Le Pape s'y réfère à l'interprétation correcte des nouveaux cadrages qui résultent du Concile. Le Pape s'intéresse fondamentalement au problème de la transformation et de la permanence. Iil oppose à « l'herméneutique de la discontinuité et de la rupture » une « herméneutique de la réforme », soulignant le renouvellement dans la continuité de l'unique sujet-Eglise. Ce second type d'herméneutique serait celui que le Concile Vatican II a proposé, celui qui devrait rétablir la relation entre l'Eglise et la modernité et, par tant, la façon correcte d'interprétation. Il est certain que dans le Concile on a détecté la nécessité de faire de grands pas de réforme, et, par tant, de mener à bien des changements afin d'arriver à une nouvelle configuration de l'Eglise. Le Pape énonce trois points nouveaux de référence pour l'Eglise: la relation de la foi et de l'Eglise devant les sciences de la nature, l'Etat libéral et les autres religions. « Il est clair que dans tous ces secteurs, qui, dans leur ensemble forment un seul problème, il pourrait émerger une certaine forme de discontinuité. Il est encore clair que, dans un certain sens, s'était de fait manifestée une discontinuité dans laquelle, néanmoins, une fois établies les distinctions à établir entre les situations historiques concrètes et leurs exigences, il apparaissait que l'on n'avait pas abandonné la continuité dans les principes (…). Le Concile Vatican II, avec la nouvelle définition de la relation entre la foi de l'Eglise et certains éléments essentiels de la pensée moderne, a révisé et même corrigé certaines décisions historiques, mais, dans cette discontinuité apparente, a maintenu et approfondi sa nature intime et sa vraie identité ». 15.
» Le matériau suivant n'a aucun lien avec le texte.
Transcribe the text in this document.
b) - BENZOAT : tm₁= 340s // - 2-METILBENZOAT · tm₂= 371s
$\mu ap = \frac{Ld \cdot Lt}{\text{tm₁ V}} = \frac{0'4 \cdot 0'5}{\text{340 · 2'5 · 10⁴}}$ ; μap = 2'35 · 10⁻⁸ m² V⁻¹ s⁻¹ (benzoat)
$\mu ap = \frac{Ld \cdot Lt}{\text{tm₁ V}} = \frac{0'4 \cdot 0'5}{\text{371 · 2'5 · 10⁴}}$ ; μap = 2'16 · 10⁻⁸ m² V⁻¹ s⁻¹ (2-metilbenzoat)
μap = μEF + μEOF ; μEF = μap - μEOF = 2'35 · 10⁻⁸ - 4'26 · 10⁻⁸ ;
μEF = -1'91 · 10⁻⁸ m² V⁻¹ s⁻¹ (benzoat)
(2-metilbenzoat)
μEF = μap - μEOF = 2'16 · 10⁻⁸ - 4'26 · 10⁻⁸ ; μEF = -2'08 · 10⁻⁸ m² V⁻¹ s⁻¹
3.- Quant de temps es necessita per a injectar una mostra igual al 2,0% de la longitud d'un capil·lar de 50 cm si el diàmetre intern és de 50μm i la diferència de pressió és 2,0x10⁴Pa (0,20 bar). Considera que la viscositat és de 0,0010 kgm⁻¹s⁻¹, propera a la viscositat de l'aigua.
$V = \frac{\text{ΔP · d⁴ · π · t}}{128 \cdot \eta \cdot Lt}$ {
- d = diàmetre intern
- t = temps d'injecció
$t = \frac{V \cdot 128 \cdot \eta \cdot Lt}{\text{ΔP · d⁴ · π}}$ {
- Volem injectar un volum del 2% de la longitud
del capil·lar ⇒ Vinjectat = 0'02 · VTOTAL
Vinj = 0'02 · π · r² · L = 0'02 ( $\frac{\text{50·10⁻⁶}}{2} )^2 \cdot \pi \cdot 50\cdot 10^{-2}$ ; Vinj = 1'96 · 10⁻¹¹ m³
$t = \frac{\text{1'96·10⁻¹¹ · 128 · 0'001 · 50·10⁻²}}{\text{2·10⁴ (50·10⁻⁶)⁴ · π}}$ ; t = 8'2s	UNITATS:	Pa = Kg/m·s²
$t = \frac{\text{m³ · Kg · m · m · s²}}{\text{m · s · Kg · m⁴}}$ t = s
Ces pas ont été faits en plein accord avec ce que le Christ a enseigné, en reprenant un héritage déjà profondément enraciné dans l'Eglise. 16.

II. Doctrine sociale catholique et ordre économique libéral

Dans le discours de décembre dont il a été question ci-dessus, le Pape se réfère explicitement aux relations avec les sciences de la nature, avec l'Etat libéral moderne et avec les autres religions. Quel est le rôle joué par l'économie libérale moderne et quelle en est l'importance? Le Pape Benoît XVI l'a-t-elle implicitement incluse en parlant de la pensée moderne? Sinon, l'a-t-il délibérément omise en énumérant les thèmes de relation concrète entre la foi et la pensée humaine? Est ce que par hasard ce n'était pas un devoir de l'Eglise que de s'occuper de la modernité de l'économie?

A première vue, il peut paraître que le Pape a exclu l'économie des thèmes et problèmes où il était arrivé à une réconciliation entre foi et raison. Un tel jugement résulte peut être de la conférence donnée le 23 novembre 1985. Joseph Ratzinger s'y est montré décidément critique à l'égard du libéralisme économique.17. Dans ladite conférence, il a tenu à affirmer que le système économique libéral capitaliste ne pouvait être accepté sans critique, même pas en admettant toutes les corrections qu'on lui avait apportées dés son apparition. En même temps, le futur pontife rejetait aussi le marxisme. Sa critique du libéralisme économique s'adresse à une tradition qui …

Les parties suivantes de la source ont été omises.